This is a healthy snack cake recipe that was created and suitable for diabetics or anyone looking to keep their heart healthy and happy. It’s moist and deliciously chocolaty with a lighter touch of coffee. The bittersweet (or other dark) chocolate is far more better for you than milk chocolate and has, in fact, good health properties of it’s own.
SERVES: 4
INGREDIENTS:
- 1/2 cup whole wheat flour
- 1 tablespoon whole wheat flour
- 5/8 cup quick-cooking oat
- 2 tablespoons toasted wheat germ
- 2 tablespoons Splenda sugar substitute
- 1 Tablespoon Splenda brown sugar
- 1 tablespoon unsweetened cocoa powder
- 1/2 teaspoon baking soda
- 1/2 teaspoon baking powder
- 1/2 teaspoon cinnamon
- 1/8 teaspoon ground ginger
- 1/8 teaspoon salt
- 2 tablespoons dry buttermilk powder
- 1 tablespoon canola oil
- 2 tablespoons unsweetened applesauce
- 1 teaspoon vanilla extract
- 2 Tablespoons egg white
- 1/4 cup strong coffee
- 1/2 cup boiling water
- 1 ounce bittersweet chocolate chips
DIRECTIONS:
- Preheat oven to 350 degrees.
- Combine dry ingredients in a large bowl.
- In a separate bowl, whisk egg, oil, vanilla, applesauce, and gently add to dry ingredients.

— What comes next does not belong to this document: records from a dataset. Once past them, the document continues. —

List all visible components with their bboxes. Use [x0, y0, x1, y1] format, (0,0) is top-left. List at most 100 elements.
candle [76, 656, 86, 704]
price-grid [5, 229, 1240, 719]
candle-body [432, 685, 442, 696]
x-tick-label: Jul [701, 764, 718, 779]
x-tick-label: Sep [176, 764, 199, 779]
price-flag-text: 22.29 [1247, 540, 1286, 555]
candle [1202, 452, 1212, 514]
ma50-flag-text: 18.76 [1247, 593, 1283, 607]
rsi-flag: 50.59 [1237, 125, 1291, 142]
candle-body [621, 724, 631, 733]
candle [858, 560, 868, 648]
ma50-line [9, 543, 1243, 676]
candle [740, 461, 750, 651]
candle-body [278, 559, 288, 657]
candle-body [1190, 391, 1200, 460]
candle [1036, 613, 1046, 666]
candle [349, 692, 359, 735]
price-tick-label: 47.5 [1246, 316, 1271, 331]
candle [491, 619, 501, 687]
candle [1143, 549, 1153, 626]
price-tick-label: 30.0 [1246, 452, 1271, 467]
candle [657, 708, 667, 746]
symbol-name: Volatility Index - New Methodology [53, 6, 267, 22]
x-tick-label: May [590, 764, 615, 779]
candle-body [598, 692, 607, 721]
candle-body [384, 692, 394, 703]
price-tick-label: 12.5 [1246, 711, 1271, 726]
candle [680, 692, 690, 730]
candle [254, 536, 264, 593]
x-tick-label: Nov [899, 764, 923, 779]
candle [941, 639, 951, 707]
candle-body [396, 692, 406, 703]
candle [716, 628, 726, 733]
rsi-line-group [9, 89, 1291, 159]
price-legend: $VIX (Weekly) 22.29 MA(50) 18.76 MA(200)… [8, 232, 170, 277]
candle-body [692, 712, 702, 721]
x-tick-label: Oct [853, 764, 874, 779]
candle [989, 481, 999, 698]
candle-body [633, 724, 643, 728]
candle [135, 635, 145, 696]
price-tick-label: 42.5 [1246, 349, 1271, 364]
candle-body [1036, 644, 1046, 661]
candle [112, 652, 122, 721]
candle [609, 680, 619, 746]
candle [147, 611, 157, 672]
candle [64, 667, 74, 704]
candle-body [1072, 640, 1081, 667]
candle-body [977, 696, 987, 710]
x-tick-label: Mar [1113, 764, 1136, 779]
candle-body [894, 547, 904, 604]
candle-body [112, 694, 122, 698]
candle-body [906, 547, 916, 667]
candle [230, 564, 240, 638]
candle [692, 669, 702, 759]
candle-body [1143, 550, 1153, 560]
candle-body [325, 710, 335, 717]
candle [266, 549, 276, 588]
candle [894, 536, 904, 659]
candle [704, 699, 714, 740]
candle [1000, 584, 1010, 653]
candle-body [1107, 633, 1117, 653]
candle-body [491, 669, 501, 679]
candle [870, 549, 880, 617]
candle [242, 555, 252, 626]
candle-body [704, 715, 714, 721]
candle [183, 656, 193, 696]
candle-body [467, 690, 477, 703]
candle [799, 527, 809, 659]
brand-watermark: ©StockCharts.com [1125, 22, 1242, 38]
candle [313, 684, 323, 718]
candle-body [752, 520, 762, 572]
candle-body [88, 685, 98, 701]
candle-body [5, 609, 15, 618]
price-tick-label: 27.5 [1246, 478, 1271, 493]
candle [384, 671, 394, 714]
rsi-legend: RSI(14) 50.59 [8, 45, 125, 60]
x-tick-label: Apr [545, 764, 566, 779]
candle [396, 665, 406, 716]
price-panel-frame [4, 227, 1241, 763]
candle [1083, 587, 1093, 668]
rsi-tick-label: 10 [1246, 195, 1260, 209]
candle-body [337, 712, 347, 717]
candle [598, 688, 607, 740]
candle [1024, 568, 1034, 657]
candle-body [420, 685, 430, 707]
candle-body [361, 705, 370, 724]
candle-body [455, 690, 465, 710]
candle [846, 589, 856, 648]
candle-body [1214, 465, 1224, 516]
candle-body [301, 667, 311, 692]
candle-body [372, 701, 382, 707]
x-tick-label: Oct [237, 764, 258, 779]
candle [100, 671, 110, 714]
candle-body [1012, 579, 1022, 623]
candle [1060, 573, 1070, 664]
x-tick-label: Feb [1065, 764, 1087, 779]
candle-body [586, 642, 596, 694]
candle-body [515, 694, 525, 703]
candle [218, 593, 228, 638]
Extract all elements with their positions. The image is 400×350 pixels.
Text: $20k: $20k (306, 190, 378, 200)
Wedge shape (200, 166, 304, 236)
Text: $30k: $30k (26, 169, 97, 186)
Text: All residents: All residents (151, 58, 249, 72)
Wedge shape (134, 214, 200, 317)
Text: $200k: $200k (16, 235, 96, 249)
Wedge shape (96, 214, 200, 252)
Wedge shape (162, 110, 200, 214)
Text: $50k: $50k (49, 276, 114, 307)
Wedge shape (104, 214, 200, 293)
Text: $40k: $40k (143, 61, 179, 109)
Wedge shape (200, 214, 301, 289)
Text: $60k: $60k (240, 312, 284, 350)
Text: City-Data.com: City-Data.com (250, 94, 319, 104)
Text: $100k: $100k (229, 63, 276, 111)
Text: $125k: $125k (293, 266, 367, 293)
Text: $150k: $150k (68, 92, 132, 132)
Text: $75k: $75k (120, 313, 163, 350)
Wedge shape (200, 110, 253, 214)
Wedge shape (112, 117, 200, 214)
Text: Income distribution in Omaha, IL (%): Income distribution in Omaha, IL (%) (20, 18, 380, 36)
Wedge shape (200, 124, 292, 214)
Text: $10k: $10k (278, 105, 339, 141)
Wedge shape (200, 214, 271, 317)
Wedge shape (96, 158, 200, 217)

- Add hot coffee and boiling water, mix until just blended, and let stand for about 10 minutes.
- Add chocolate chips.
- Divide batter among 4 greased mini loaf pans with parchment paper covering the bottoms.
- Bake for 18-20 minutes.
GARNISH:
Cool Whip Free (optional)
Fresh strawberries, blueberries, raspberries or sliced banana (optional).